A new Zionist left
It is the left that must lead the way to the end of the occupation while ensuring Israel's existence as a Jewish, democratic and enlightened state. To do so, the left must go back to being Zionist and realistic. It has to suggest a practical way of getting out of the territories without endangering our national existence.
Was there ever a left wing in Israel? Yes, between 1967 and 2000 there was a dovish and courageous Zionist left. It took shape on the seventh day of the Six-Day War, when a small but farsighted group quickly grasped the moral significance of what had been conquered. At a time when the public was swept away by triumphal euphoria, that small avant-garde saw clearly that there was calamity bound up with the victory.
Although it was castigated, the Zionist left was not deterred. It foresaw the Yom Kippur War, warned against the repercussions of the settlements and tried to block the center-right's march of folly. Gradually, reality proved that it was right, and the narrow circle expanded. In 1992 the party of the Zionist left, Meretz, won 12 seats and in 1993, prime minister Yitzhak Rabin adopted its stance in Oslo. From an inspiring but inconsequential group of bohemians, the Zionist left fostered a mainstream movement that shaped the national agenda.
In the 1990s, problems arose. Just when the left's program was broadly accepted it turned out there was a wide gap between its beliefs and reality. Against expectations, Yasser Arafat wasn't Nelson Mandela. Against hopes, the Palestinian national movement's conduct was not patterned on the deeds of Mahatma Gandhi.
However, the Zionist left stood firm and did not allow the facts to get in its way. With admirable resolve, it refused to distinguish between its justified view of the occupation and its mistaken view of the prospects for peace.

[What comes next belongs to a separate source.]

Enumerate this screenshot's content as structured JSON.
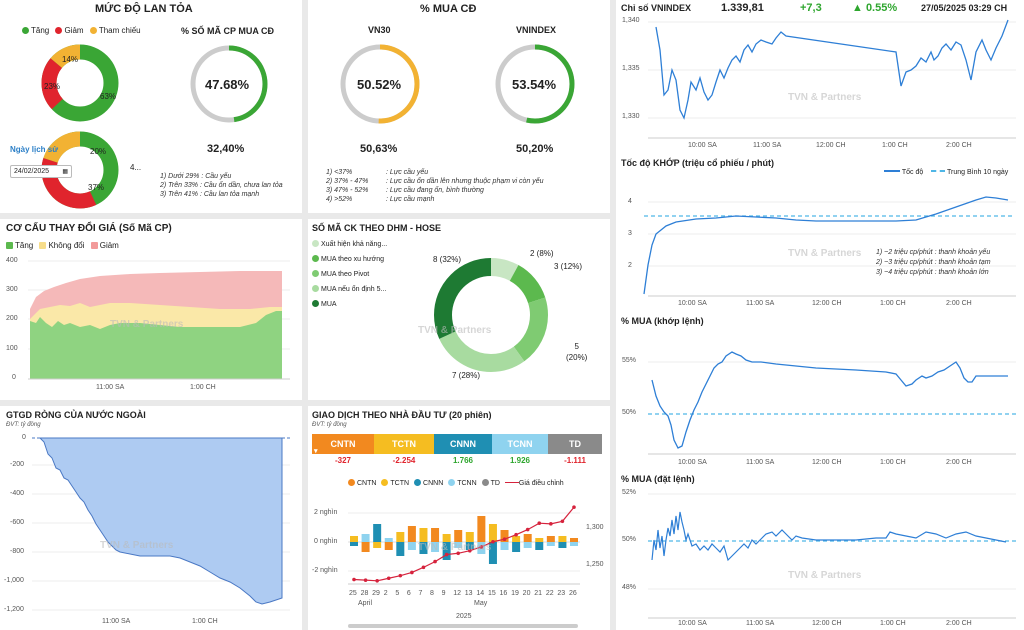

It continued to presume - and to promise - that because occupation was doomed, peace was inevitable.
The truth struck home in the summer of 2000. Ehud Barak proposed the establishment of a Palestinian state and the partition of Jerusalem, but the Palestinians rejected the offer out of hand. It struck again in December 2000, when Bill Clinton made the Palestinians a peace offer they couldn't refuse but they did, and again in January 2001 at Taba, when Yossi Beilin made Israel's ultimate offer, and the Palestinians said no once more.
The fourth time that the truth struck home was in September 2008, when Ehud Olmert offered the Palestinians everything, and they simply disappeared. Over eight years, four attempts to end the occupation peacefully failed. Four decisive attempts that tested the left's concept of reality simply proved them wrong.
A panel of inquiry that examined Meretz's failure in the 2009 elections has blamed a number of factors. The ultra-Orthodox, the traditional Mizrahi Jews of Oriental descent and the Russian immigrants were all to blame.
In advertising terms, the campaign, the branding and the positioning were all to blame. So was the uncharismatic leader.
No, no and no. In fact, Meretz's failure can actually be attributed to its lack of intellectual honesty.
The right can bluff, and so can the center, but a left without solid internal honesty is a left without hope. Because the left has for the past decade failed to confront what reality has dealt it, it now has no solid, reliable, internal truth to stand on.
The left has not done any soul-searching, has not confessed its historical errors, has not drawn bold conclusions. In contrast to its courage in the 1970s, it has been faint-hearted in the 2000s. Its inability to acknowledge that it led Israel into a dead end has caused it to end up in a dead end itself.
The proposals put forward by Meretz's inquiry panel could have been formulated by the TV satirists of "A Wonderful Country": maybe remain a "boutique" party, maybe join up with Labor or Kadima, or perhaps with Hadash. A party that can't make up its mind between Kadima and Hadash is a party that's lost its way and its raison d'etre.
But the left does have a reason to exist. It is the left that must lead the way to the end of the occupation while ensuring Israel's existence as a Jewish, democratic and enlightened state. To do so, the left must go back to being Zionist and realistic. It has to suggest a practical way of getting out of the territories without endangering our national existence.
It has to represent the essence of Israel and not condemn it. It has to come up with a positive, constructive ethos and not a negative, hate-ridden one. If it dares to do this, it will be possible to say that not only was there a left in the past, but there will also be a left in the future. With or without Meretz, the Israeli left has to create itself anew.